Nicht wieder!

Nicht wieder der Aufguss von gestern, nicht wieder das, was stark erscheint und uns schwach macht. Nicht wieder der Reeser Platz, gepflasterter Aufmarschplatz der Nazis 1939, von uns seit 80 Jahren wie ein Museumsstück erhalten zur Freude und zur eifrigen Benutzung von den Apologeten nationalsozialistischer Ideen, beklagt von den Anwohnern, die diesem Treiben hilflos zusahen.

Das sollte sich ändern.
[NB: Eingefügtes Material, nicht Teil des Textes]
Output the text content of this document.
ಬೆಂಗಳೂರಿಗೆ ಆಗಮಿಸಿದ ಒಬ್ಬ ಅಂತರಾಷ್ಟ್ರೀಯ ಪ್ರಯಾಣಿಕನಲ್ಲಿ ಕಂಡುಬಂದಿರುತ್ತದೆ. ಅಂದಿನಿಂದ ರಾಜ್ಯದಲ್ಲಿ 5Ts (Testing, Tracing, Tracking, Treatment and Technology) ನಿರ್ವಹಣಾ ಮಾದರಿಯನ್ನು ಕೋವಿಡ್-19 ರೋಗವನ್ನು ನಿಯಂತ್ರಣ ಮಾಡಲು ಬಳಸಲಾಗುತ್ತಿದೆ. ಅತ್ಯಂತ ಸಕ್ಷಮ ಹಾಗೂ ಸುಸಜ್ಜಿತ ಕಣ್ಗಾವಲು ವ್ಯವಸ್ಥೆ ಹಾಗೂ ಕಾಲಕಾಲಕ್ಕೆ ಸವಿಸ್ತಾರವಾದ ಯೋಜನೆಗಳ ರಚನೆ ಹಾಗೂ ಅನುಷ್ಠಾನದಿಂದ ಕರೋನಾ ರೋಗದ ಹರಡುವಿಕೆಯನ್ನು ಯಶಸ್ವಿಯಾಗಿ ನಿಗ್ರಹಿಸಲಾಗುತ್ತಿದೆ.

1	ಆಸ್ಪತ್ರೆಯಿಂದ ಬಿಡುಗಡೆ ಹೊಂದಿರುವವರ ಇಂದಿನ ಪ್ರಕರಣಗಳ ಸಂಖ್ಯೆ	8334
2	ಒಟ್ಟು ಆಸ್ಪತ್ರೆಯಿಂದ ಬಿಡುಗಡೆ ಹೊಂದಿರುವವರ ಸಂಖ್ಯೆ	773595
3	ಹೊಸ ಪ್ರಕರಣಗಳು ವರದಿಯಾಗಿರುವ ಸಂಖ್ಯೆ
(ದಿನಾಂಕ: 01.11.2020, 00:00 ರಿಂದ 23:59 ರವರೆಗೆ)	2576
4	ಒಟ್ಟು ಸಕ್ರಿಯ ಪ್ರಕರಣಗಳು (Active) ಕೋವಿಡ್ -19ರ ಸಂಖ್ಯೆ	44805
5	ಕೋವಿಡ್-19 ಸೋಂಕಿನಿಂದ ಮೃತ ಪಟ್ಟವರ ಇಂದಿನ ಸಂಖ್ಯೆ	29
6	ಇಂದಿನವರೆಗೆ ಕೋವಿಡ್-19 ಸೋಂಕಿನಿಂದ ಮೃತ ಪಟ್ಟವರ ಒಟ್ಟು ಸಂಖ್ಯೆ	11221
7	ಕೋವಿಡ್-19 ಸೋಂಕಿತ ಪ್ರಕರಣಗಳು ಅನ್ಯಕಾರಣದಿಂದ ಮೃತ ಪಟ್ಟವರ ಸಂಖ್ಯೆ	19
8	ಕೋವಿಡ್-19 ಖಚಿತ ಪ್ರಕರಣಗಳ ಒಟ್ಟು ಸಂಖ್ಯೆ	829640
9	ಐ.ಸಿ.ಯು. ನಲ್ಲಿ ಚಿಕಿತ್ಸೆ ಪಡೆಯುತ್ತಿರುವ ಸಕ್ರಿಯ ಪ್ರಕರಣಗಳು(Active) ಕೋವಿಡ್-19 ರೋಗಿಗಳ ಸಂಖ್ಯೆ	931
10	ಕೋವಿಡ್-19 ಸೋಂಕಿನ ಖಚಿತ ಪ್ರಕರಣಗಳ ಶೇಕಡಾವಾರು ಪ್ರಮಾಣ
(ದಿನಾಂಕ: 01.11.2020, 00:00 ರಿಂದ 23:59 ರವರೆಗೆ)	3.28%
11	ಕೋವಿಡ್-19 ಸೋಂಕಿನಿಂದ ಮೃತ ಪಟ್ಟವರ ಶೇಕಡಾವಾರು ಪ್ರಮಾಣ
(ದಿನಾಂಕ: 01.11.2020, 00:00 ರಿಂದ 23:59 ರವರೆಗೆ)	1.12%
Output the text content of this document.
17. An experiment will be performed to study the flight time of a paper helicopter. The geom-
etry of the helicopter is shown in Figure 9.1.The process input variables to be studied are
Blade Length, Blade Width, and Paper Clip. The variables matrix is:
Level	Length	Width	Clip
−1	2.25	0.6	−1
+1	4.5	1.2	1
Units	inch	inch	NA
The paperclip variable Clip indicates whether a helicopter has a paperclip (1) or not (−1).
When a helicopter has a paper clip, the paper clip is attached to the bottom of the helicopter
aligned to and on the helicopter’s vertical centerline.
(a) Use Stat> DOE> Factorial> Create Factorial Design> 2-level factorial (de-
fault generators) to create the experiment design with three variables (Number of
Zum Wettbewerb ausgeschrieben wurden Platz und das Denkmal der toten Krieger, die nicht aufhören können, in den Kampf zu ziehen. Es sollte ein humaner „Lern- und Erinnerungsort“ werden, so wurde gefordert! 

Jetzt wurde ausgewählt. Und siehe da, unterschwellig genährt von der Vergangenheit, war sie wieder da, die Hybris der Dominanz, die kämpferische Gebärde, das versehentliche Stahlgewitter, nein Pardon, die Stahlrampe. Sie gewann den ersten Preis: eine 50 Meter lange begehbare Rampe, die von einem eigens dafür anzulegenden hohen Hügel ausgeht, über das Denkmal schwebt und oberhalb des Aufmarschplatzes mit einer Tribüne für Redner endet, nachts hell erleuchtet. Welch neue Möglichkeiten der Agitation und zum fröhlichen Feiern, dass wir dies zulassen, was wir nie wieder wollten. 

Nicht wieder das Alte nur anders. Die Politik ist gefordert, sie wird zur Verantwortung gezogen werden. Wir sind gefordert, Stellung zu beziehen, Frieden zu bewahren und die Toten ruhen zu lassen.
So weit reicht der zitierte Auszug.